La autoestima oculta de la gastronomía

Artículo de Vicent Molins
Ante la profecía de la catástrofe, el otro reverso de un verano en el que si alguien ganó fue la gastronomía. Quizá, alguna vez, también habría que preguntarse todo lo que se ha hecho bien.
Por Vicent Molins
08 de septiembre de 2020

"Comer es un acto místico, convierte cualquier cosa en ti mismo", expresaba Manuel Vicent, por el 2006. Por seguirle el hilo, salir a comer afuera sería una manera de externalizar el misticismo.

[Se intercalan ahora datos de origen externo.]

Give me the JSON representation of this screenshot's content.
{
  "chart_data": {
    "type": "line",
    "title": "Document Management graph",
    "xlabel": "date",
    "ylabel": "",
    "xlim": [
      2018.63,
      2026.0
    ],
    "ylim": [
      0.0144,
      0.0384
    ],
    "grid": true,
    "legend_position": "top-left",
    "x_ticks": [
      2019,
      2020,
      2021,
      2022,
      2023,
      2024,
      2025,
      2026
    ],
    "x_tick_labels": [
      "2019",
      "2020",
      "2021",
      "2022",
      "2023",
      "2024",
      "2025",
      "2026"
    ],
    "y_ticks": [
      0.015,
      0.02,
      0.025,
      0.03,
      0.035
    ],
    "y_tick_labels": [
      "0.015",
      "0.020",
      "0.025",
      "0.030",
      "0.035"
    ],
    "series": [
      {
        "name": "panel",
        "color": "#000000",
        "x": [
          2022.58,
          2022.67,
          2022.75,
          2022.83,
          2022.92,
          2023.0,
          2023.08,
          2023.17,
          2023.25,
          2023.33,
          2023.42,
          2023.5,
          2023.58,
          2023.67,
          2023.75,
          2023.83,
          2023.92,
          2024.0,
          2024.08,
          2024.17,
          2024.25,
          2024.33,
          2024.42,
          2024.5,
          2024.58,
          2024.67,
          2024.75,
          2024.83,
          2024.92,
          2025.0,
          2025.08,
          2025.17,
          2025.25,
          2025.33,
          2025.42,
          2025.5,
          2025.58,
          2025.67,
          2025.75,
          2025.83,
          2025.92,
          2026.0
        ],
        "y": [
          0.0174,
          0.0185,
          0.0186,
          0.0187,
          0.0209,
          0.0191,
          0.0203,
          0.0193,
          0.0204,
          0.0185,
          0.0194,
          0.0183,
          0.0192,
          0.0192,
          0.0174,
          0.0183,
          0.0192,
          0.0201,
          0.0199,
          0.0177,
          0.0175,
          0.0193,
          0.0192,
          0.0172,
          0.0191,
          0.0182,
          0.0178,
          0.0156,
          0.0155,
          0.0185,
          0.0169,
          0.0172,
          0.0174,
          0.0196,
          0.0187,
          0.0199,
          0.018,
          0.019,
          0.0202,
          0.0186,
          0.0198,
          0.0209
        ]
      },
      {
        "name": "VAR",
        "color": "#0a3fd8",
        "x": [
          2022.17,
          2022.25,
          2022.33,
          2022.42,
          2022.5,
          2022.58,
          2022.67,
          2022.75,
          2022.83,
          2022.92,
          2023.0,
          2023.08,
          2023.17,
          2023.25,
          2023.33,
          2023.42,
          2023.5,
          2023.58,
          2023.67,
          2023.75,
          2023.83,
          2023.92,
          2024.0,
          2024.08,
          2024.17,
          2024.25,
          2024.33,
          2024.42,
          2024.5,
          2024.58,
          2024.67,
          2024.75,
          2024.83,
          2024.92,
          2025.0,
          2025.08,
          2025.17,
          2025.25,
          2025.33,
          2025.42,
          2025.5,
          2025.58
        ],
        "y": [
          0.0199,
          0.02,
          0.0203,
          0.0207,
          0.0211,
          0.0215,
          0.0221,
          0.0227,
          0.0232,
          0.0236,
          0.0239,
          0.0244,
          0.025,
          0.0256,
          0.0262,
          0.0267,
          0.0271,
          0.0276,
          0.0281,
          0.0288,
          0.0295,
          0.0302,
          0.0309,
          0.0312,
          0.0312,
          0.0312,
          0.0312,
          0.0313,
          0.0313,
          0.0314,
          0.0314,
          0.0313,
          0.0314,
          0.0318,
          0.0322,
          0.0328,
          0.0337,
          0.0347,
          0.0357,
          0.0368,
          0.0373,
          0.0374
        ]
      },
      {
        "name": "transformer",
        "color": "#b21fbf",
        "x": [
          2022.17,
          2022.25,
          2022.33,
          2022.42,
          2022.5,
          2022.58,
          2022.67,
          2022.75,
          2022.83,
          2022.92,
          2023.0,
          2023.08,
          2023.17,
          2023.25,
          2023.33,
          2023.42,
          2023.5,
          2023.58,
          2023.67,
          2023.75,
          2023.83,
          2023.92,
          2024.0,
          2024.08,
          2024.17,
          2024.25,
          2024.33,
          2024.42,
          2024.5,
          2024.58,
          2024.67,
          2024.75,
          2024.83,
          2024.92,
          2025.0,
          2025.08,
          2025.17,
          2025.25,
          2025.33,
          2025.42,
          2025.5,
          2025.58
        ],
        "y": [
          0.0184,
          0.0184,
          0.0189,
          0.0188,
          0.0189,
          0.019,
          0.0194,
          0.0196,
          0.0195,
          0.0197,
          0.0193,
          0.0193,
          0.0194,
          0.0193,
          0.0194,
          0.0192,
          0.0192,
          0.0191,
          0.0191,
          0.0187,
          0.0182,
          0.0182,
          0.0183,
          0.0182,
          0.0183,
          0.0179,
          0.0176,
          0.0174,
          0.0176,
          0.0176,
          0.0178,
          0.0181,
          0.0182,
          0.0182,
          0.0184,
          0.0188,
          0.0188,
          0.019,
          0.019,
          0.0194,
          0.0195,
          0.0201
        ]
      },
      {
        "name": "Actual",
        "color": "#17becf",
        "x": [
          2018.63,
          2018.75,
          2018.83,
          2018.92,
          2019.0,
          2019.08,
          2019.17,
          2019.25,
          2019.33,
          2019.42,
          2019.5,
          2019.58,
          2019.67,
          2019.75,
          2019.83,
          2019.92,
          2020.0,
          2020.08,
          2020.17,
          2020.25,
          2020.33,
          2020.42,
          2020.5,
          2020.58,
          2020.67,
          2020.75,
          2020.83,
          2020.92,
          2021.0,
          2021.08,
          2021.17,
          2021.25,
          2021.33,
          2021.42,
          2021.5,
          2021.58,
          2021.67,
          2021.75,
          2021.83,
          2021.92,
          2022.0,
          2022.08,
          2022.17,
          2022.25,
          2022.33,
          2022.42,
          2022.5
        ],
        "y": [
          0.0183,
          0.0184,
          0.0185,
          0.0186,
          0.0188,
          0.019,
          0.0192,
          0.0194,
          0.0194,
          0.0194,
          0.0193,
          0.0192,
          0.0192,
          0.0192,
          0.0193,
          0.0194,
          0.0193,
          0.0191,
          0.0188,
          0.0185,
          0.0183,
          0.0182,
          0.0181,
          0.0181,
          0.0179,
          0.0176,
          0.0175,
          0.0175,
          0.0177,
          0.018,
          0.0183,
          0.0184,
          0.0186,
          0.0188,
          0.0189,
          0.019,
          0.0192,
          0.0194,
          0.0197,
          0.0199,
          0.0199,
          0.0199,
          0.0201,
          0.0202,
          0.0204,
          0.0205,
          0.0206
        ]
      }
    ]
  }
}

Debe ser por eso, por la mística que va más allá del racionalismo, que depende del pálpito, por lo que una de las cosas más inmediatas que ocurrieron después del (primer) confinamiento fue recuperar el hábito de ir al bar, al restaurante y a la casa de comidas. Con mamparas de tres metros, senderos en flecha o barreños de gel hidroalcohólico. En algunas ubicaciones tampoco se notó mucho la diferencia: demasiados proyectos de interiorismo ya habían convertido mucho antes los restaurantes en yinkana.

La mayoría de usos previos a la catástrofe sanitaria se han mantenido en un espeso limbo. Muchos de los sectores ni tan siquiera avistan las primeras señales de viabilidad. Otros tantos buscan a su público como quien anda tras un trébol de cuatro hojas. Y… sin embargo, cuántos restaurantes han vuelto, cuántas mesas han recibido otra vez a su público, cuántas persianas subieron de nuevo. Entre todas las actividades a las que me he montado este verano, sin duda la del comer es la que contó con mejor parroquia. Sufridamente, claro, que es tiempo de trinchera, pero allí de vuelta, al dónde comemos hoy, al dónde te apetece cenar mañana.

Aquejados de una fascitis en el carácter por la que se tiende a la falta de autoestima, el sector gastronómico tiene, en cambio, motivos para el orgullo. Se nos deleitarán con decenas de informes anunciando la fallida total, exigiendo respaldo sistémico, pero que el oportunismo no impida ver este otro reverso: el gastronómico es, quizá, el hábito colectivo que mejor ha resistido. Ante la duda, a comer fuera, demonios. Como un rito, el rito místico, a muchos comer aquí y allá nos convierte, definitivamente, en parte de lo que somos, nos normaliza. Sin ello somos un poco menos nosotros.

En mitad del culto a la debacle, saquemos algo de tiempo para esto otro: 1/ muchas cosas bien ha hecho el sector gastronómico en España para generar afinidades a prueba de epidemias, ha generado una necesidad más allá del aluvión, 2/ no se trata únicamente de desear aquello que se ausenta o no se tiene, sino también de reivindicar lo que permanece… y cuántas cosas han permanecido contra todo pronóstico, 3/ cómo relucen ahora los que, en lugar de tan solo atraer al cliente accidental cuidaron al recurrente… y ganaron así también al accidental, 4/ por puro coste de oportunidad los grupos que mejor manejan las escalas resistirán mejor el oleaje más duro de esta crisis; que no olviden el punto anterior.

No saldremos mejor, saldremos menos y saldremos peor. Todo tenderá a ser un poco más precario, recorreremos la vida y las mesas con poco margen de error. Por eso, o pese a eso, la responsabilidad de quienes dan de comer será todavía mayor. Quienes elijamos plato y destino lo haremos buscando la precisión máxima.

Quien pueda, estará allí. El hábito se mantendrá. La pasión de comer en un restaurante, bombeará. Traicionar esa confianza se pagará el doble.